Decide what specific outcomes you want to achieve IRL and develop strategies to make them happen. Set KPIs (Key Performance Indicators) in advance and use those data points to track your performance.

Let’s say you want higher engagement rates (video views, comments, likes, shares, etc.) and the elevated news feed placement that comes with it.

First, make sure you’re consistently posting quality content. Then boost your top-performing organic posts to maximize their impact. Next, compare KPIs between boosted and non-boosted content on a weekly basis to see your marketing dollars at work.

Now that your posts are gaining traction, you decide it’s time to increase website sales.

Review your recent posts – does each post make it clear what the viewer should do next? If not, include a URL with a call-to-action to direct traffic to your retail location, webstore, app install page, newsletter opt-in, etc.

Once people are visiting your website, you can use a technique called retargeting to show your ads on other parts of the web, bringing those customers back to your website to learn more about your product or make a purchase.

Regardless of what you’re trying to achieve, you’ll find social media to be much more beneficial if you look before you leap and establish clearly defined, realistic outcomes based on your business goals.

 

Make Your Own Rules

I’m repeating myself, but repetition is a useful pedagogical tool, so it’s worth saying again: set KPIs and use those data points to track your performance.

Choosing your own adventure is what makes social media fun and exciting – you and your business are free to express yourselves in any way you choose – but without data points to serve as milestones along the way, you’ll find that viral fun and games quickly turn to self-doubt, creative paralysis, and burnout as you scramble to decode why your next post didn’t perform as well as your ex-post.

To keep the big picture in view, I recommend tracking your progress in a spreadsheet updated weekly.
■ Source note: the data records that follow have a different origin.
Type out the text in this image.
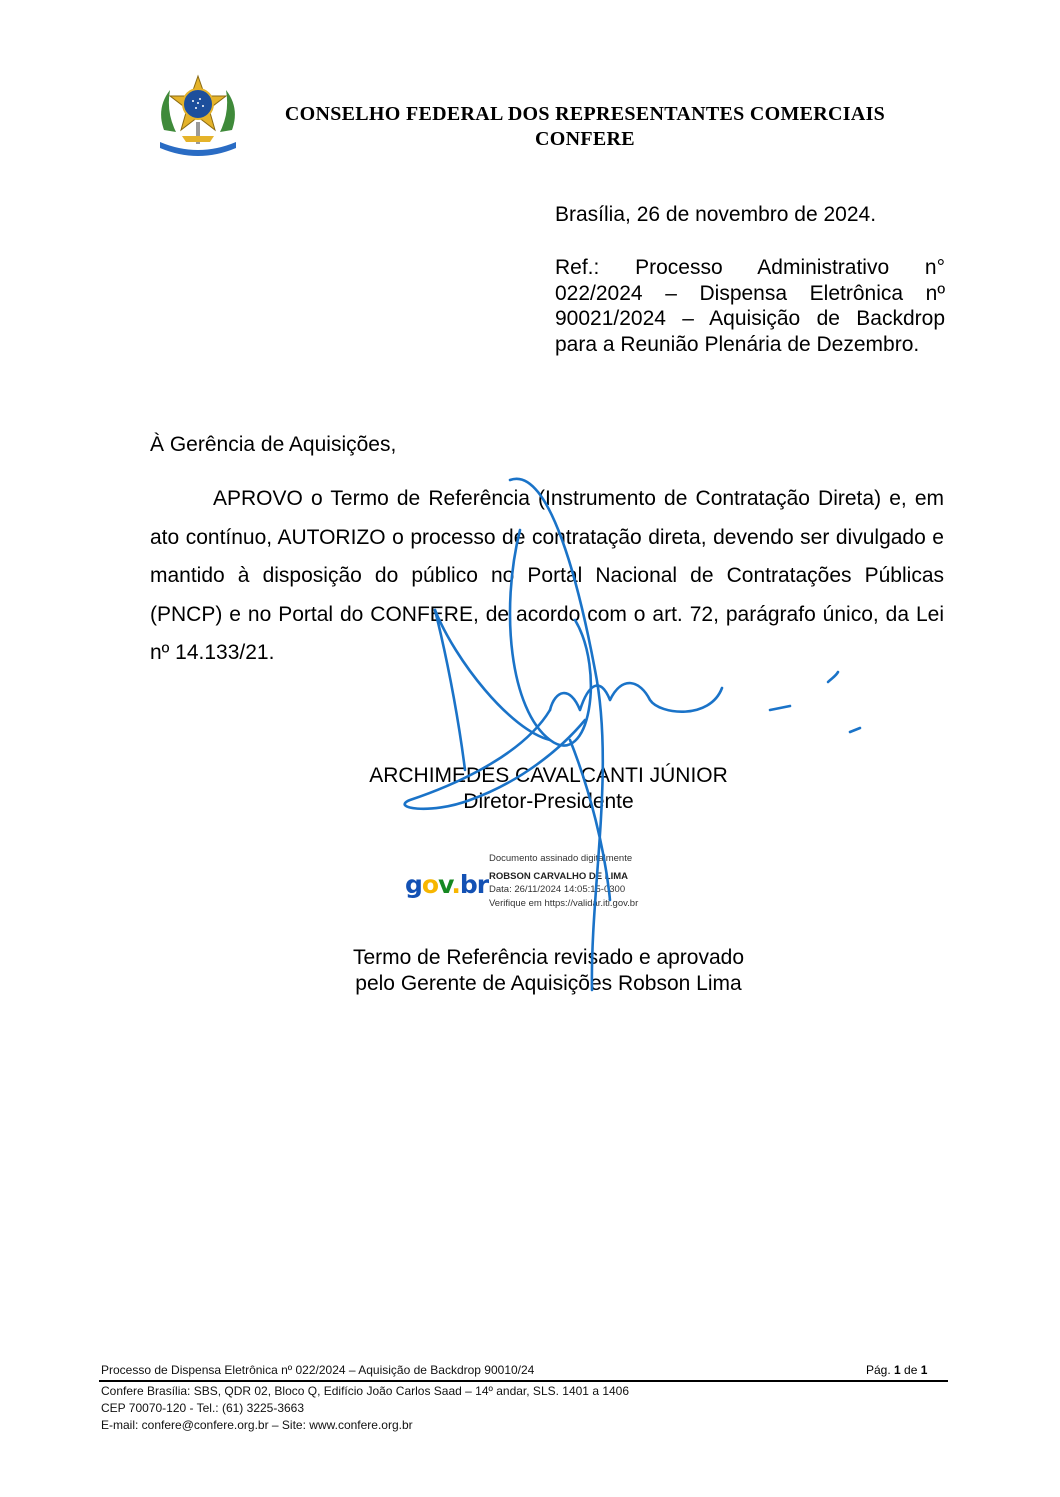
CONSELHO FEDERAL DOS REPRESENTANTES COMERCIAIS
CONFERE
Brasília, 26 de novembro de 2024.
Ref.: Processo Administrativo n° 022/2024 – Dispensa Eletrônica nº 90021/2024 – Aquisição de Backdrop para a Reunião Plenária de Dezembro.
À Gerência de Aquisições,
APROVO o Termo de Referência (Instrumento de Contratação Direta) e, em ato contínuo, AUTORIZO o processo de contratação direta, devendo ser divulgado e mantido à disposição do público no Portal Nacional de Contratações Públicas (PNCP) e no Portal do CONFERE, de acordo com o art. 72, parágrafo único, da Lei nº 14.133/21.
ARCHIMEDES CAVALCANTI JÚNIOR
Diretor-Presidente
gov.br
Documento assinado digitalmente
ROBSON CARVALHO DE LIMA
Data: 26/11/2024 14:05:15-0300
Verifique em https://validar.iti.gov.br
Termo de Referência revisado e aprovado
pelo Gerente de Aquisições Robson Lima
Processo de Dispensa Eletrônica nº 022/2024 – Aquisição de Backdrop 90010/24	Pág. 1 de 1
Confere Brasília: SBS, QDR 02, Bloco Q, Edifício João Carlos Saad – 14º andar, SLS. 1401 a 1406
CEP 70070-120 - Tel.: (61) 3225-3663
E-mail: confere@confere.org.br – Site: www.confere.org.br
Also, don’t forget to check your year-to-date stats when you view your metrics – you’re probably doing better than you think.

Weekly stats are wonderful for up-to-date information, and you should absolutely use weekly reports to check your work, but it’s important to remember that a bad week is not a sign of the endtimes, but rather an opportunity to analyze and refine your strategy to reach your year-end goals.

 

Know Your Audience

Your audience should be fans first, followers next, and customers last. Social media depends on users to curate and engage with content, so give ‘em something they can use. Create practical content.
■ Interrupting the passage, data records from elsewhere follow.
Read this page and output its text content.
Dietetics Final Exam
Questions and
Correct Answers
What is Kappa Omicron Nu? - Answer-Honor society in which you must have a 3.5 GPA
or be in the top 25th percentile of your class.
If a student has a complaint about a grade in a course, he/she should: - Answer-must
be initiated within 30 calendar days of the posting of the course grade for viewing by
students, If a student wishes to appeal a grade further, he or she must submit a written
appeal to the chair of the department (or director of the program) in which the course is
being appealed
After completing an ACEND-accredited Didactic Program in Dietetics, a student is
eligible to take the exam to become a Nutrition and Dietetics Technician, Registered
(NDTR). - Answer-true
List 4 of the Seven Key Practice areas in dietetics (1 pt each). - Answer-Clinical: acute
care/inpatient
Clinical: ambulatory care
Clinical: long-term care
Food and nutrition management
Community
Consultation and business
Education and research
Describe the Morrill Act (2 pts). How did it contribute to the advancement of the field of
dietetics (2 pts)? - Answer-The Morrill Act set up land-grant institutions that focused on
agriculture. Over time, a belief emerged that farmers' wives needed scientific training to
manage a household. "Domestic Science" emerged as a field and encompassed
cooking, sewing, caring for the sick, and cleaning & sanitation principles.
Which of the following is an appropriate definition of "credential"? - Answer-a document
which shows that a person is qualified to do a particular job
If you upload a flashy video with celebrity testimonials and motion graphics and you sell a boatload of whatever you’re hawking, that’s great. But what incentive do those video viewers have to return? Not much.

“How can I find out what my audience actually wants to see?”
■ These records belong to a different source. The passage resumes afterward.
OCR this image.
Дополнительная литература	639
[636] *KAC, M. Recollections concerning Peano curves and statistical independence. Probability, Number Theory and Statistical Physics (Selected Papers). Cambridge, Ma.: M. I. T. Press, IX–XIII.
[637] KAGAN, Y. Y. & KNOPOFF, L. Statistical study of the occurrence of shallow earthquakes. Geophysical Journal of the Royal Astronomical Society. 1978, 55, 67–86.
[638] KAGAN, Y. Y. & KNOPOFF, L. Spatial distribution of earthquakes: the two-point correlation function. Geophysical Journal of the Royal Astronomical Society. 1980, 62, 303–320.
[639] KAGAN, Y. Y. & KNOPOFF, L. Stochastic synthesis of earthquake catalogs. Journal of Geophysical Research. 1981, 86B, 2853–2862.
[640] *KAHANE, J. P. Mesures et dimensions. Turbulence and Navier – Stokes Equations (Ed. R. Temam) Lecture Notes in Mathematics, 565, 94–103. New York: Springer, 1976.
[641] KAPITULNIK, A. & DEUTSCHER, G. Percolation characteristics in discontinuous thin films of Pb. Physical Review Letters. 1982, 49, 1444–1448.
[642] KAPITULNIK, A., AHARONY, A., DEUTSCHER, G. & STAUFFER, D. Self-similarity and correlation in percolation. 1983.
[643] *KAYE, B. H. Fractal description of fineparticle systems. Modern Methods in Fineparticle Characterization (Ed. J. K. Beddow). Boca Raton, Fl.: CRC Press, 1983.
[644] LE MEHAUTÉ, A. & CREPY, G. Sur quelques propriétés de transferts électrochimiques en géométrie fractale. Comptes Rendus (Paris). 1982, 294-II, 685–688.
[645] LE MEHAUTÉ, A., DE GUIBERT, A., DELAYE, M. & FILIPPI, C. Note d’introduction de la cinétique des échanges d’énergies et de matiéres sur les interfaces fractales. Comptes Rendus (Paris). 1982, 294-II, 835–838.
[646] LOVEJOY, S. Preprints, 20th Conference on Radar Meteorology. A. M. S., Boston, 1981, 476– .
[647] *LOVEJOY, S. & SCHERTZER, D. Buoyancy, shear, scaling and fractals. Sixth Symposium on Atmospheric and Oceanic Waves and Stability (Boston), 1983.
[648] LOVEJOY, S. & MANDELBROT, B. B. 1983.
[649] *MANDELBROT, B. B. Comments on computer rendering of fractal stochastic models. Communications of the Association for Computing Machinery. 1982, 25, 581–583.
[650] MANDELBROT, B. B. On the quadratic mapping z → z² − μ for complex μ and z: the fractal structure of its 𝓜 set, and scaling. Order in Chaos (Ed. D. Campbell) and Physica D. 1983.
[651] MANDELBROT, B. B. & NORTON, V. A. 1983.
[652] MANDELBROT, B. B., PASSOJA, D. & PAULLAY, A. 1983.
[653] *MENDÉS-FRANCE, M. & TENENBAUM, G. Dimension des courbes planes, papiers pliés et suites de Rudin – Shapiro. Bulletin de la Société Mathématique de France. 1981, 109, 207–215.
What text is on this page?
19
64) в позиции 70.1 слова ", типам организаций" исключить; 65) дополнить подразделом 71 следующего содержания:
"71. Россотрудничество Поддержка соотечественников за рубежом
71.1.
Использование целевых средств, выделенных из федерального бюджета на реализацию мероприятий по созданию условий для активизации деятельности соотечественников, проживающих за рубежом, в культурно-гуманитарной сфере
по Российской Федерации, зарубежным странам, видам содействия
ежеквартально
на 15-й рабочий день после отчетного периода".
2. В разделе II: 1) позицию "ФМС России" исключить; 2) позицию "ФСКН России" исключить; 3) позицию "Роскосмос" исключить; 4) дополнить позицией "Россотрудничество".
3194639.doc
Ask them. Post a question. Create a poll. Monitor and reply to comments. Check your DMs. People on the internet have opinions and they want you to hear them.

Wading through trolls will take years off your life, but if you identify and listen to engaged members of your audience, you’ll be rewarded with suggestions for future topics to explore in your content. Once audiences recognize your page as a source of helpful information, they’ll smash that subscribe button so hard people will finally stop saying “smash that subscribe button.”

 

No Cheating!

You will never beat the algorithm. The only way to win this game is to post quality content consistently. Social media is pay-to-play, and your best bet is to put money on content with solid organic performance. But all of your content is good, so that’s easy, right?

 

Don’t Panic!

Mind your own business. Don’t worry that the competition’s latest viral hit is going to sink your company. It won’t. Use your competitors’ success to your advantage – watch their pages and observe the marketing techniques being used. Pay extra attention to what the competition is not doing – these are opportunities to fill a niche and pull ahead of the pack.

Do they leave comments unanswered? – Reply to every comment on your page right now.

Is their pinned post outdated? – Update your pinned post(s), profile and header photos.

Do they create killer original content but leave fans hanging? – Consider reposting high-quality user-generated content from your most engaged subscribers.